Extended Data Fig. 2

A. Rows represent the genes selected in our panel, and columns represent tumour cohorts within the IntoGen database¹⁴. Dark green shows that the gene is under positive selection in the respective cohort. B. Correlation (n = 9) between the global dNdScv ratios in TCGA tumours limiting the observed mutations to our designed panel (y axis) and the full exome (x axis). Vertical and horizontal lines represent the respective confidence intervals. The matched normal-tumours are: ‘’LGG, GBM”:Brain, “PAAD”:Pancreas, “KIRC, KIRP”:Kidney, “LICH”:Liver, “ACC”:Adrenal, ‘THCA’:Thyroid, “LUAD,LUSC”:’Lung’, ‘DLBC’:Blood. C. Correlation between the number of mutations and the median duplex coverage. Each dot represents a sample, colored by each tissue type (legend in Fig. 1). D. Correlation between the median VAF of the observed mutations in each sample and the respective median coverage. Each dot represents a sample, colored by each tissue type (legend in Fig. 1). E. Barplot representing how much tissue, patient, age, coverage and the residuals explain, in percentage, the median mutation burden per cell, using a linear model.
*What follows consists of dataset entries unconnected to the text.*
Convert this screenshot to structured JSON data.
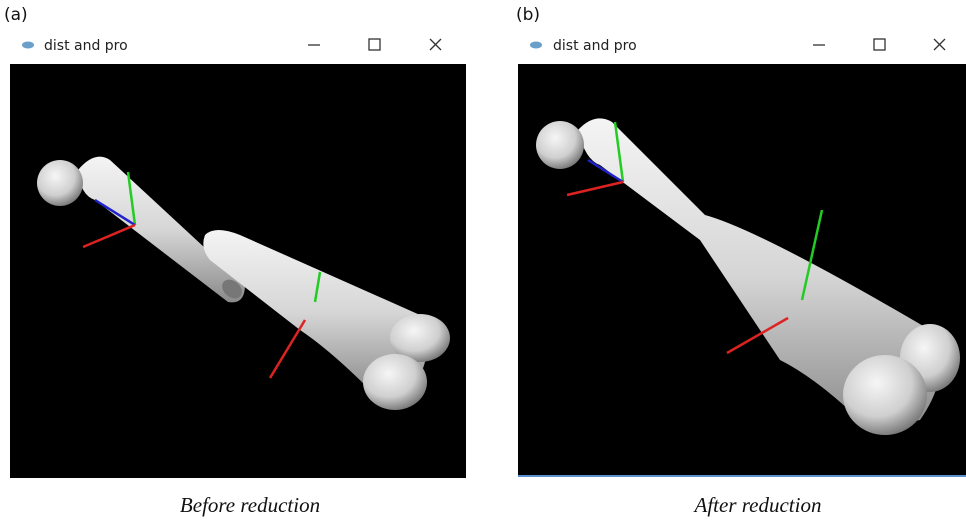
{
  "panels": [
    {
      "label": "(a)",
      "window_title": "dist and pro",
      "caption": "Before reduction"
    },
    {
      "label": "(b)",
      "window_title": "dist and pro",
      "caption": "After reduction"
    }
  ]
}
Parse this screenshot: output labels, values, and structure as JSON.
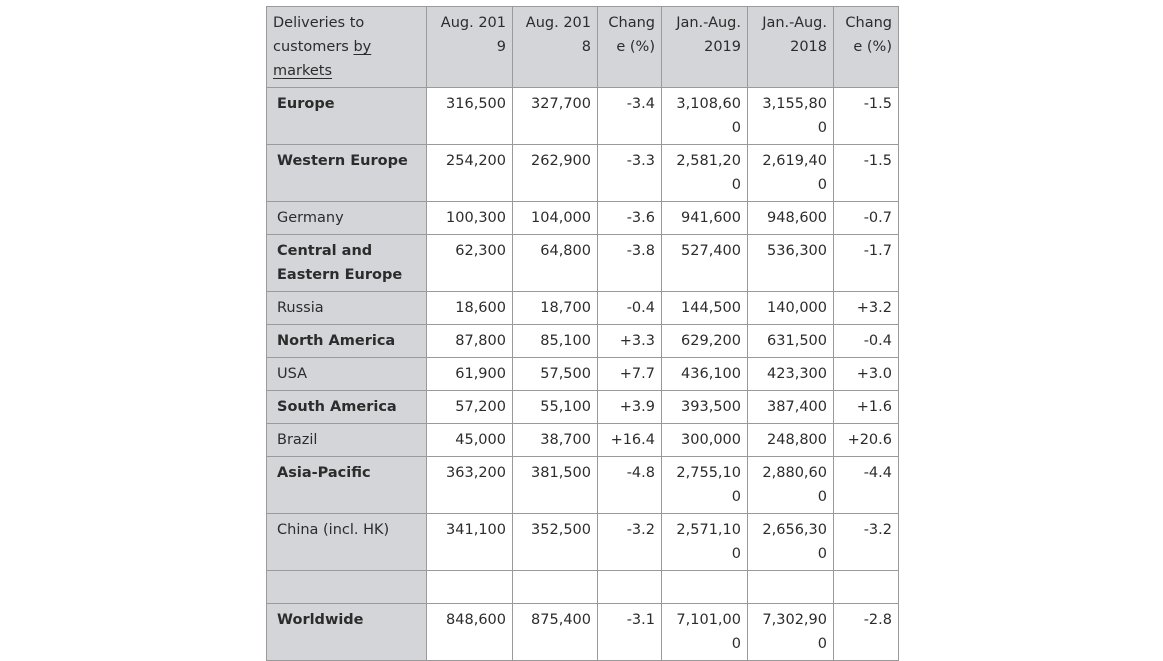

F. Distribution of mutation burden per Mb per cell across different tumour types from TCGA (Adrenocortical carcinoma (ACC), Kidney renal clear cell carcinoma (KIRC), Lung adenocarcinoma (LUAD), Liver Hepatocelular carcinoma (LIHC), Pancreatic adenocarcinoma (PAAD, black rectangle) compared to the corresponding normal tissue across different projects (this study, Moore et al.⁴, Li et al.³). PAAD is compared to normal pancreas, LIHC is compared to liver, LUAD is compared to Lung, KIRC to kidney, ACC to adrenal. Cardiac tissue is also represented without a match tumour type. Red horizontal line represents the median mutation burden.